Carney concludes that “Perry made government a venture capital fund.” The truth is much worse. Venture capital funds can make a profit for their investors. In this case, government was, in the words of Craig McDonald of Texans for Public Justice (TPJ), “providing direct grants to profitable corporations.” Perry turned Texas into a corporate welfare agency.
What did Texas get in return? Not much, according to a “Phantom Jobs,” a 2009 study by TPJ, which found that 66 percent of Texas Enterprise Fund (TEF) grant recipients failed to deliver on their job creation promises. Looking at the compliance reports of fifty TEF grants that cost a total $368 million, TPJ found that thirty-three recipients failed to meet or amended their job creation or maintenance projections. Collectively they delivered 30,381 jobs instead of the promised 49,581. At more than $10,000 per job created, Perry would certainly deride any federal program with similar results as wasteful socialism.
“He’s an exuberant corporate Republican,” says former Texas Agriculture Commissioner Jim Hightower. “He’s fully embraced the corporate plutocracy.”
Another boondoggle for contributors was Perry’s dream of creating a “Trans-Texas Corridor” (TTC). The mega-highway would have taken land through eminent domain to build a privately owned toll road. Eager to grab their share of the impending road-paving bonanza, construction companies stepped up their donation and lobbying expenditures. As TPJ reported in 2009, “Since the state solicited its first bids for a leg of the TTC project in 2003, private companies that have landed lucrative TTC contracts have contributed $3.4 million to Texas candidates and political committees—a significant increase in their political activity. TTC contractors also have spent up to $6.1 million on Texas lobbyists since the state solicited their respective bids.”
The construction industry is a major source of Perry’s campaign cash. According to TPJ, “From mid-1997 to mid-2001, TxDOT [Texas Department of Transportation] contractors contributed $239,750 to Perry. During Perry’s first nine months in the Governor’s Mansion his administration awarded almost $1 billion in contracts to these same TxDOT contributors.” Between July 2003 and July 2008 Perry received $354,450 from contractors for the Trans-Texas Corridor.

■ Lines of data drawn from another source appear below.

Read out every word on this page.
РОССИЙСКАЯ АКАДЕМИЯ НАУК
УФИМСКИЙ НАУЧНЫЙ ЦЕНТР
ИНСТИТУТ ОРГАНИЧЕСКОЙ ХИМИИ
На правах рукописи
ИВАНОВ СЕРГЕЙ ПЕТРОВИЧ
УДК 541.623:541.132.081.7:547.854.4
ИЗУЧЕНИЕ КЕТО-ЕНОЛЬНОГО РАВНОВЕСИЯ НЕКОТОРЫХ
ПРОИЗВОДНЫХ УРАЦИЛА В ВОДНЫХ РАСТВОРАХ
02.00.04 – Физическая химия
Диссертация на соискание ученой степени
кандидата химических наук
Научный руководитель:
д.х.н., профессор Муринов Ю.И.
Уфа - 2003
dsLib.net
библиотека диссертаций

The project has caused headaches for Perry among many different conservative constituencies. Concerns about eminent domain abuse cost Perry the endorsement of the Texas Farm Bureau in his 2006 re-election campaign. Conspiracy-minded paranoids think the Trans-Texas Corridor was part of a planned “NAFTA superhighway.” The right-wing website Townhall ran an article last week called “Rick Perry’s NAFTA Superhighway Problem.” And the plan to lease the highway to a foreign corporation raised hackles on the nativist right.

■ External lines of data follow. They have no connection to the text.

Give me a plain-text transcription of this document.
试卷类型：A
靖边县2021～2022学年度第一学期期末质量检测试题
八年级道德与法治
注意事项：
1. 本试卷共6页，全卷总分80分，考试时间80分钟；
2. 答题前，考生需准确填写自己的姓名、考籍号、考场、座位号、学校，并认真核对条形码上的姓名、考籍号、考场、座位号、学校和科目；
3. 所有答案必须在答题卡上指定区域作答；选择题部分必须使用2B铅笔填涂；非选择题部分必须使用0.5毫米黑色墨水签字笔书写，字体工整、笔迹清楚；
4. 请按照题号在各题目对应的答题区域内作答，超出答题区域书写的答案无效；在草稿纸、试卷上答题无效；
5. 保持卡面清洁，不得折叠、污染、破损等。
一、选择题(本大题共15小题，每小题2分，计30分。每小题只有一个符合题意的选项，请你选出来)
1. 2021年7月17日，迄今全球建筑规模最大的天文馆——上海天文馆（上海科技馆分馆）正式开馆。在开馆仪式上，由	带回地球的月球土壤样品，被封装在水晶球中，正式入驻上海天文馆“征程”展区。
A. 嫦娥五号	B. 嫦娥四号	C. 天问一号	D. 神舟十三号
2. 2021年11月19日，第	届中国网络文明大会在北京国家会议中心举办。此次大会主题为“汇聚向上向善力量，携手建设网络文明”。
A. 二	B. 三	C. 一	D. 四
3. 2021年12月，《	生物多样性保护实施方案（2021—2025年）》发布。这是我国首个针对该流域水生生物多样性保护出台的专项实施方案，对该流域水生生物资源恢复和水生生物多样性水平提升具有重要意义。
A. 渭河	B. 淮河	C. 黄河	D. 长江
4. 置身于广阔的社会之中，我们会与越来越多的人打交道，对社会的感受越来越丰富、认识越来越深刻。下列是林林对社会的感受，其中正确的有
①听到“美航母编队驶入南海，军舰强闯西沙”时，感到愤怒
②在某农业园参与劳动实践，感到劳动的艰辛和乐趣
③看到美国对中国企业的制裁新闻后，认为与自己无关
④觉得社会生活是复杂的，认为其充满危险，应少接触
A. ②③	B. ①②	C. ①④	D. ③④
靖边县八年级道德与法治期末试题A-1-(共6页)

Perry’s favors for other foreign corporations could pose problems for him with hawkish conservatives. Neoconservative Eli Lake reports in The New Republic that Perry enticed Citgo, owned by the Venezualan government, to move its headquarters to Houston and expand a refinery in Texas with a grant and low-interest loan package worth $35 million. Perry also has cozy relations with Chinese telecommunications firm Huawei.
The most notorious misstep Perry made among conservatives was signing legislation that would require vaccination among Texas schoolgirls for HPV. HPV vaccination happens to be a good idea. But given Perry’s opposition to most other good ideas, it’s just as likely that he was swayed by the $6,000 dollars that Merck, the maker of the vaccine, gave to Perry’s re-election campaign, as by the merits of the issue. Perry has recently reversed himself on the subject, but his right-wing critics, such as blogger Michele Malkin, remain unmollified. After eight years of crony capitalism under another recent Governor of Texas, it’s not only conservatives that Perry will have to worry about.